Javier Blas in Riyadh and Ed Crooks in Rome, FT Syndication Service
Opec on Wednesday rejected calls from the US, its largest customer, to agree to increase production when it meets for its summit in Riyadh at the weekend.
Abdulla El-Badri, Opec secretary general, said that there was "not shortage of oil" in the market and deferred any decision on production to the next ministerial meeting of the oil producers' cartel in Abu Dhabi in December.
"At this time, frankly, we don't see that we need to add any oil, but this is up to the ministers to decide" Mr El-Badri said in a press conference, suggesting that the ministers of the oil cartel might decide against raising production at the Abu Dhabi meeting.
The comments came after Samuel Bodman, the US energy secretary, urged Opec on Tuesday to raise production this weekend. He said the price of oil was at such high levels in part because developed countries' stocks were below their five-year averages.
West Texas Intermediate (WTI) crude oil recovered on Wednesday from previous losses. In early London trading, it was 53 cents higher to $91.70 a barrel. WTI traded as high as $98.62 a barrel last week and has been trading in a band from $80 to nearly $100 a barrel since mid-September, raising concerns of an inflation spike.
Mr El-Badri said, however, that the "US should help to resolve the problem" and enumerated several factors, among them bottleneck in refining, geopolitical concerns and the weakness of the US dollar, that were affecting the oil price.

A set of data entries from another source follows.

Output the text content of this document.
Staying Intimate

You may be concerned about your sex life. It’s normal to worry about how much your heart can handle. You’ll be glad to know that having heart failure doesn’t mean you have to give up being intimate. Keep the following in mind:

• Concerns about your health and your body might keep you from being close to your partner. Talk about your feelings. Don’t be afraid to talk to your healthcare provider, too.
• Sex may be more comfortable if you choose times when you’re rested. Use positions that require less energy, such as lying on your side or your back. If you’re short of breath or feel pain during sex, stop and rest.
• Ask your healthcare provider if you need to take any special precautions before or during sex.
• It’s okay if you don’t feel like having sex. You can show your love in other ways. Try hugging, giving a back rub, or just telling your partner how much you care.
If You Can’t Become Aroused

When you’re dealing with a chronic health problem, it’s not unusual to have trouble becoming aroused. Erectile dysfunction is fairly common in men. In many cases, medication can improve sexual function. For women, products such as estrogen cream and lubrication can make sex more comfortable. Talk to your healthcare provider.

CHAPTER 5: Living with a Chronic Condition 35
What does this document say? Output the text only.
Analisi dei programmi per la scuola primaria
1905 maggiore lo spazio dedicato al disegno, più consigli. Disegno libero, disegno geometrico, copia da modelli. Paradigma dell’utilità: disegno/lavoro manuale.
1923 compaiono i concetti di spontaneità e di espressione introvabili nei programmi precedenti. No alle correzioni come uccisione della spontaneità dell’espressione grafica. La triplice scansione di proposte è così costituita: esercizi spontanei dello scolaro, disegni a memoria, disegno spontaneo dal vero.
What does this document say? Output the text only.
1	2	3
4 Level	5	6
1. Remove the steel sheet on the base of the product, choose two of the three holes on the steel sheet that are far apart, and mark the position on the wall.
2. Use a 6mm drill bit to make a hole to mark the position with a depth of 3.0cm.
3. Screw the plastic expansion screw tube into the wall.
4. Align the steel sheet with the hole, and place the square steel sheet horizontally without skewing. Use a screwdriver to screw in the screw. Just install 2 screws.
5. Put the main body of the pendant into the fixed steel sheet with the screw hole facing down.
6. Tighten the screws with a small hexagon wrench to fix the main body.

"The US has not invested in refining capacity in 30 years. The refineries are operating at 80 per cent. That is not adequate," Mr El-Badri said. "We have also the problem of the dollar," the secretary general added.
Opec, has already said that it will not discuss a production increase at this weekend's heads of state meeting. But Mr Bodman told reporters at the World Energy Congress in Rome: "I have asked that that be reconsidered. I have asked them to increase production."
He said he was trying to draw Opec's attention to the fact that the inventory numbers were "troubling". The US's call on Opec comes after a similar request from China, the second world's largest consumer, and the European Union.
Mr El Badri reiterated that Opec was not interested in "high or low prices, but in a stable market" and said that the group did not want to see "shortages".
However, the prospect of an Opec production increase next month receded on Tuesday after the International Energy Agency, the west's watchdog, said high prices were starting to hit demand for crude.
The IEA cut its forecast for demand for the rest of this year and next.
"There are strong signs that higher prices are depressing demand," the watchdog said after oil prices had moved close to the $100-a-barrel mark.
In its November monthly oil market report, the IEA cut its fourth-quarter demand forecast by a hefty 500,000 barrels a day to 87.1m b/d, bringing the cumulative demand adjustment over the past four months to 1m b/d.
Nauman Barakat, of Macquarie Futures in New York, said: "Demand destruction may finally become a lot more of a factor as a result of the dramatic price rise in the last four months."